Abruzzo, garantire alle famiglie la libertà di educazione
16 Aprile 2013
Si è appena conclusa a Pescara la 65° Assemblea nazionale dell’Aninsei, l’Associazione nazionale degli istituti non statali di educazione e di istruzione. Il tema scelto quest’anno è stato particolarmente sentito, dai relatori ma anche dalla platea. Si è scelto infatti di incentrare il dibattito sulla “libertà di scelta educativa”, per dimostrare, con preoccupazione, che rispetto alla scuola di libertario, nel nostro Paese, ci sono solo i principi. La realtà infatti, è ben diversa.
A differenza di quanto avviene nel resto d’Europa, la libertà di scelta educativa nel nostro paese è un traguardo ancora da raggiungere. Eppure, proprio la scelta educativa, dovrebbe rappresentare una libertà fondamentale per la crescita non solo dell’intero sistema dell’istruzione, ma della società stessa. Quale autonomia potrà mai realizzarsi senza libertà di scelta educativa? Come potrà il sistema scolastico superare il monopolio statalistico senza parità? E il valore del libero confronto fra scuola “pubbliche” statali e paritarie per stimolare il miglioramento dell’istruzione? Eppure, chi vive la realtà scolastica italiana, sa bene quanti siano i problemi,i ritardi e le inefficienze che oggi vive. E che sono destinati a peggiorare, in un momento di scarsità di risorse pubbliche. Con l’evidente ingiustizia di trasformare la libertà di scelta educativa ancora ed inaccettabilmente, in un privilegio di pochi.
I dati, però raccontano un Paese in cui sono presenti oltre 13 milioni di scuole paritarie. E gli alunni che le frequentano sono più di un milione, quindi rappresentano il 12% degli studenti italiani.
Una situazione messa bene in evidenza da Marco Masi, in un articolo pubblicato alcuni giorni fa sul quotidiano “Avvenire” (“In aula entrino sussidiarietà e libertà di scelta”). Cifre che evidenziano l’irragionevolezza del sistema. E non solo in etici, in relazione, cioè, al diritto di scelta delle famiglie. Ma anche in termini economici, perché le scuole paritarie possono rappresentare una fonte di risparmio per lo Stato che così avrebbe più risorse a disposizione.
Sarebbe auspicabile un cambio di prospettiva: abbandonare pregiudizi inutili e dannosi e porre finalmente al centro delle politiche scolastiche la persona e la sua formazione, che rappresentano
un bene comune da sviluppare e salvaguardare. E cosa, se non un pregiudizio, può aver ispirato l’assurdo referendum promosso – fortunatamente da isolate frange estreme della sinistra – a Bologna per il prossimo 26 maggio che ha come obiettivo l’abolizione della quota di finanziamento comunale alle scuole d’infanzia paritarie? Eppure proprio grazie a queste forme di convenzione, gli istituti paritari sono psinti a migliorare la qualità dell’offerta formativa, essendo di fatto catapultate in una rete pubblica.

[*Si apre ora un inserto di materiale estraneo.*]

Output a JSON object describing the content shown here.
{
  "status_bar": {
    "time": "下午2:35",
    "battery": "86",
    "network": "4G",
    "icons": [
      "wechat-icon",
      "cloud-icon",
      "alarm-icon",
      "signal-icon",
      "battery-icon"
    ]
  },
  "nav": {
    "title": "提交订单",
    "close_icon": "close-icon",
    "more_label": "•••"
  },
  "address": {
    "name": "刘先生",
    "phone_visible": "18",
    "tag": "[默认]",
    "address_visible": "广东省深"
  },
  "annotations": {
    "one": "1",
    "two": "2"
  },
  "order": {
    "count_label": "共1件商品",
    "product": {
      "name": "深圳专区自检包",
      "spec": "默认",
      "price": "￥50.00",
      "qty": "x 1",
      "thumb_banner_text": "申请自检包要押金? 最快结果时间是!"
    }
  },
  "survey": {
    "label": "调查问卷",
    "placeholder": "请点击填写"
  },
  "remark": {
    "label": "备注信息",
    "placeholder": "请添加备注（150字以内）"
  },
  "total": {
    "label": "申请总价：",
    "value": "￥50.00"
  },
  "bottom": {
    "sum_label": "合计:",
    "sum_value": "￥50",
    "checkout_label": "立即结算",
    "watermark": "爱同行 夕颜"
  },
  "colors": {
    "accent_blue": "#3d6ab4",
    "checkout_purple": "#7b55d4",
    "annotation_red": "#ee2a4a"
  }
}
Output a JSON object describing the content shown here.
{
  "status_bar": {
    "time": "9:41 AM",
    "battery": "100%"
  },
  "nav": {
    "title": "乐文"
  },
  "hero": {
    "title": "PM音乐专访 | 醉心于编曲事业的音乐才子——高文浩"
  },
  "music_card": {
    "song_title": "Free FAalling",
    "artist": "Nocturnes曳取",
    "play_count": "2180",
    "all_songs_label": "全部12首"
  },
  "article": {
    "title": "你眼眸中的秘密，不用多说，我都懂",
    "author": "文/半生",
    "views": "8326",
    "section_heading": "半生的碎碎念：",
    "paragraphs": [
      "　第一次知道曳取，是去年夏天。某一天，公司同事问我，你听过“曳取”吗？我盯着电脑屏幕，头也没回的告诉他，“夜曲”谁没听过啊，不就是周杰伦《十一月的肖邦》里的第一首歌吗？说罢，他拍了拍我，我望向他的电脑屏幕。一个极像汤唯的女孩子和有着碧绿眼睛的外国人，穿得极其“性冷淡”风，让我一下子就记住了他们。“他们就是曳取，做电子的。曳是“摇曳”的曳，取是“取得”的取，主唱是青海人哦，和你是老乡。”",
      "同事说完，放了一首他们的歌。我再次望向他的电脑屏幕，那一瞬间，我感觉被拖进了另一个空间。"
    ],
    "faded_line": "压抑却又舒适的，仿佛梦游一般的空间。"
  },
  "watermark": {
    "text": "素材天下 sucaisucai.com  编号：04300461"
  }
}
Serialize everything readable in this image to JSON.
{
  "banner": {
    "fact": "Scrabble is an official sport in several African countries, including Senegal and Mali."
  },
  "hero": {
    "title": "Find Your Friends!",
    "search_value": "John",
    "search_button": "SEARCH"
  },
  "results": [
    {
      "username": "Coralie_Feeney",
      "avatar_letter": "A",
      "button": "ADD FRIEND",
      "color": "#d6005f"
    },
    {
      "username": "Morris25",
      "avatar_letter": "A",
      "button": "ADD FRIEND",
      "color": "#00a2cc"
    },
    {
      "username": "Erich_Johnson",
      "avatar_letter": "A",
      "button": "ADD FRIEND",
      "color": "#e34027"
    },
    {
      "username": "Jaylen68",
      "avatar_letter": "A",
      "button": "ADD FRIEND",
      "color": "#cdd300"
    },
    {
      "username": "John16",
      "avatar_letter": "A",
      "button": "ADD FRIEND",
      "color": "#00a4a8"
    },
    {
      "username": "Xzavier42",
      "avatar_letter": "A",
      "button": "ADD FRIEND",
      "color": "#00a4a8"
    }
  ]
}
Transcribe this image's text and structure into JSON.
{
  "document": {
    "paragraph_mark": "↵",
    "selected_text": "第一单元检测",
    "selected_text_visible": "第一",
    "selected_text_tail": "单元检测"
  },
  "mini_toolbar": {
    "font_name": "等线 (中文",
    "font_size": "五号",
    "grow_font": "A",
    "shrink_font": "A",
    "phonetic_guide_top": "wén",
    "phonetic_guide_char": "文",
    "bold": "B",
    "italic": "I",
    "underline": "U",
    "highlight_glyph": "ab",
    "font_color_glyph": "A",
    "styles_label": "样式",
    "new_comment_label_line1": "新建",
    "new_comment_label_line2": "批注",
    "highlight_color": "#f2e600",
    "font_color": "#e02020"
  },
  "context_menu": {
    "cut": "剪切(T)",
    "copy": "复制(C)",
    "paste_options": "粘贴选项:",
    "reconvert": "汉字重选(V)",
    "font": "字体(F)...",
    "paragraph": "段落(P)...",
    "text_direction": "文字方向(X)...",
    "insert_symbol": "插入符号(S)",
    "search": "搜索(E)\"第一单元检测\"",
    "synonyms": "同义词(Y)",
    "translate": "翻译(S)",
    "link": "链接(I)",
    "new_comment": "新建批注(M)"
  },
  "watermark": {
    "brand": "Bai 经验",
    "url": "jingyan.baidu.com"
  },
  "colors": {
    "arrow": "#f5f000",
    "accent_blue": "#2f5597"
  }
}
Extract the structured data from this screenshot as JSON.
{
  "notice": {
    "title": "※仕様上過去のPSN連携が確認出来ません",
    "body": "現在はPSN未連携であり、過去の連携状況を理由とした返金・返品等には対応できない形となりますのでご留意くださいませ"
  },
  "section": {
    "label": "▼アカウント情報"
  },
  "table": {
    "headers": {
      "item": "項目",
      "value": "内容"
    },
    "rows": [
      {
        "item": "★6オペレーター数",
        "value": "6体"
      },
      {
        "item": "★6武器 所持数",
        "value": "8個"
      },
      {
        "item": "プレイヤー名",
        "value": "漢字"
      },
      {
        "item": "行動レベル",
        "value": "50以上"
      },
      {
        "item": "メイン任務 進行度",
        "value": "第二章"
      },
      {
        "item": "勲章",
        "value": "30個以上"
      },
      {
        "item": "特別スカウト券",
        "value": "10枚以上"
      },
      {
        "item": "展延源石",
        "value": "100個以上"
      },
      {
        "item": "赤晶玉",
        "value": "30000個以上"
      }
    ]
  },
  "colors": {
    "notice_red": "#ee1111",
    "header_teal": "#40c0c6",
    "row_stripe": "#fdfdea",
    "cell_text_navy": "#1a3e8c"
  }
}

Del resto il sistema della scuola non statale in Italia fornisce servizi indispensabili a tutti i cittadini, a partire dalla scuola dell’infanzia, che coprono il 40% di una domanda a cui lo Stato altrimenti non riuscirebbe a rispondere. In Europa lo hanno già compreso: il futuro del welfare è la sussidiarietà e lo Stato deve sostenere chi opera nel privato sociale per l’interesse generale. L’istruzione è uno dei pilastri per la costruzione del futuro, soprattutto in un momento di incertezza come quello attuale. Il lavoro educativo è fondamentale per lo sviluppo della società. E va tenuto fuori da interessi di parte e pregiudizi. Che finiscono per danneggiare chi invece ha diritto ad essere garantito: le famiglie e la loro libertà di scelta educativa.